Yes, other states around the country have replaced occupational, physical, and speech therapy services with paraprofessional services provided by non-licensed human service professionals who usually hold generic child development degrees/training. Those paraprofessionals certainly are not entitled to bill standard CPT codes to insurance companies. They certainly ARE entitled to use Level II HCPCS codes - and now it seems that NY State is paving the way for it to happen. It is much less expensive to have paraprofessionals provide services than licensed professionals. The States don't bother trying to collect the commerical side of things, write rules for Medicaid to eat as much cost as possible, and just go the paraprofessional route. However, the larger question is whether or not it really meets the needs of children and families.

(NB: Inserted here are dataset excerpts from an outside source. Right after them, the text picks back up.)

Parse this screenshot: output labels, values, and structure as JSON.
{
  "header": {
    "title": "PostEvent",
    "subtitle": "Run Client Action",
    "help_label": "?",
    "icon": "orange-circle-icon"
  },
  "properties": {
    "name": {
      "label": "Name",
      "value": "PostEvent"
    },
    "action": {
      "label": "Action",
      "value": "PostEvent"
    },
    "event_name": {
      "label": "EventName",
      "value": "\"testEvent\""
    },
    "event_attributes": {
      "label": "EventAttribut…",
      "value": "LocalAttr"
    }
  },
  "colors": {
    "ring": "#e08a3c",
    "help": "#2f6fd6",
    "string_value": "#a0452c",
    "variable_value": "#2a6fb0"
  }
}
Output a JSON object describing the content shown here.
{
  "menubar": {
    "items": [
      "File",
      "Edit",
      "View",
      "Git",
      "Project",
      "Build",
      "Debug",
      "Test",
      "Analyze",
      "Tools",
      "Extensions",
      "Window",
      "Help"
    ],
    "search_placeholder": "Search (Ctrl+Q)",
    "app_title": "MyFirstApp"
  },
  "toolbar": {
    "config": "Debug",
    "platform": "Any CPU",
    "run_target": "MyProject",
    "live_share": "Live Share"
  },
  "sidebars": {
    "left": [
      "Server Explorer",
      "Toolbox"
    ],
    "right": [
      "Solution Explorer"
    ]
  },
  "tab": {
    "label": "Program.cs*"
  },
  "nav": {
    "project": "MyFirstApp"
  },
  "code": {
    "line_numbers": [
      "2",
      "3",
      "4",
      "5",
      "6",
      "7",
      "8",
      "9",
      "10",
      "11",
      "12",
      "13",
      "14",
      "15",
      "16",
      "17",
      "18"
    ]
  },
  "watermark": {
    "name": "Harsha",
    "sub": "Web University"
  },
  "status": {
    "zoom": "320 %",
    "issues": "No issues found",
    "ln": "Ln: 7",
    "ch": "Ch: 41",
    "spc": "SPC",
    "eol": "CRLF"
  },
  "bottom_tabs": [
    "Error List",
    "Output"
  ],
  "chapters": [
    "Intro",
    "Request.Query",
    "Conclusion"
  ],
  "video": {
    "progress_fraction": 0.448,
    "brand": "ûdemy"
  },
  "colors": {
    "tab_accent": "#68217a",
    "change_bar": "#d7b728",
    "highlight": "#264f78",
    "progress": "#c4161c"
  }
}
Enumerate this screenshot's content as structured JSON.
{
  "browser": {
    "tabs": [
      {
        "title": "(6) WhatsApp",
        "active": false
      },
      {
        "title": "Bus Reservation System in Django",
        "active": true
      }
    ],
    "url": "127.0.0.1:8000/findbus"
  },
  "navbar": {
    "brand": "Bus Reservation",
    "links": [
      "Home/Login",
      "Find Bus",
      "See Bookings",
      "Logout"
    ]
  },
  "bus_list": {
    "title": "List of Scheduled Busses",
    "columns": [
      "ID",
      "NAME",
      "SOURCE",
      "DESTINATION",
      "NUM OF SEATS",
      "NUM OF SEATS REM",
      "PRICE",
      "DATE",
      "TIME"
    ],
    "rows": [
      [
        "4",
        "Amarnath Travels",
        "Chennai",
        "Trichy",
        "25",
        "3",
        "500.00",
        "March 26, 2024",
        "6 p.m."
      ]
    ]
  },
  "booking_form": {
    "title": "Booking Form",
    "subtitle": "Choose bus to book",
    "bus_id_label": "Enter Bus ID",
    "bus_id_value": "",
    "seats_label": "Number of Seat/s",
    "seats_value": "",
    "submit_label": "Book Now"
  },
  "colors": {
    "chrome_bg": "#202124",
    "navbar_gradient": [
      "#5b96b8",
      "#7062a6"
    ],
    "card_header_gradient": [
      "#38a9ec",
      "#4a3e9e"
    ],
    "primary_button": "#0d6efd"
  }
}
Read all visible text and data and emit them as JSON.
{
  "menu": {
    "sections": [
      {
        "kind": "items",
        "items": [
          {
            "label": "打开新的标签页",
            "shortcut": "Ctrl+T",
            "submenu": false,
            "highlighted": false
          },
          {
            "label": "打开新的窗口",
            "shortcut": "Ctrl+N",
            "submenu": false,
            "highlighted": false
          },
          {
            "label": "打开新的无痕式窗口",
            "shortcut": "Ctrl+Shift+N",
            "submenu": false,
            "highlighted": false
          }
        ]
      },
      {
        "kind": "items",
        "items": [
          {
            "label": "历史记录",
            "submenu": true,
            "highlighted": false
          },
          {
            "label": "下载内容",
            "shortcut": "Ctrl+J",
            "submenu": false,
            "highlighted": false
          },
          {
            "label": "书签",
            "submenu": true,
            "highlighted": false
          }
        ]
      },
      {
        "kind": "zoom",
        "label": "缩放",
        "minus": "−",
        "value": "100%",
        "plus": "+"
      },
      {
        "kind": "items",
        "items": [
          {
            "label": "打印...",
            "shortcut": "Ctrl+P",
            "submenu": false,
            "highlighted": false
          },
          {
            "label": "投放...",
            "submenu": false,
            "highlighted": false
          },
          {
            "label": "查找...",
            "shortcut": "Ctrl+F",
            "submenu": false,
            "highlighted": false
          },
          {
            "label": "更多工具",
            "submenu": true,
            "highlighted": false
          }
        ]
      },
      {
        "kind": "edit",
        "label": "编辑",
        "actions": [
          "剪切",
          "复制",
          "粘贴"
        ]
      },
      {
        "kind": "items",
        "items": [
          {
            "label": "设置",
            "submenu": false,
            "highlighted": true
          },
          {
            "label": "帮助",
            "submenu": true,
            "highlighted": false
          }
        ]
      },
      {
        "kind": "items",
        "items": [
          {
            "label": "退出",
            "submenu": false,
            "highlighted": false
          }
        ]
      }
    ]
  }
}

Bottom line is that we (as a society) probably can't afford all of these programs, and the only way to even try to afford them is to either tax people into oblivion or develop cost saving models like the use of paraprofessionals. Is that coming to NY State Early Intervention? Talk to your colleagues around the country in Florida, New Jersey, Colorado, and many other places and see how the use of paraprofessionals has impacted care delivery in their Early Intervention Programs.
Either way, use of Level II HCPCS codes will contribute to continued inability to collect reimbursements and will collapse the system, or it is reflecting a mood-shift where we are setting up a system that will make greater use of paraprofessionals.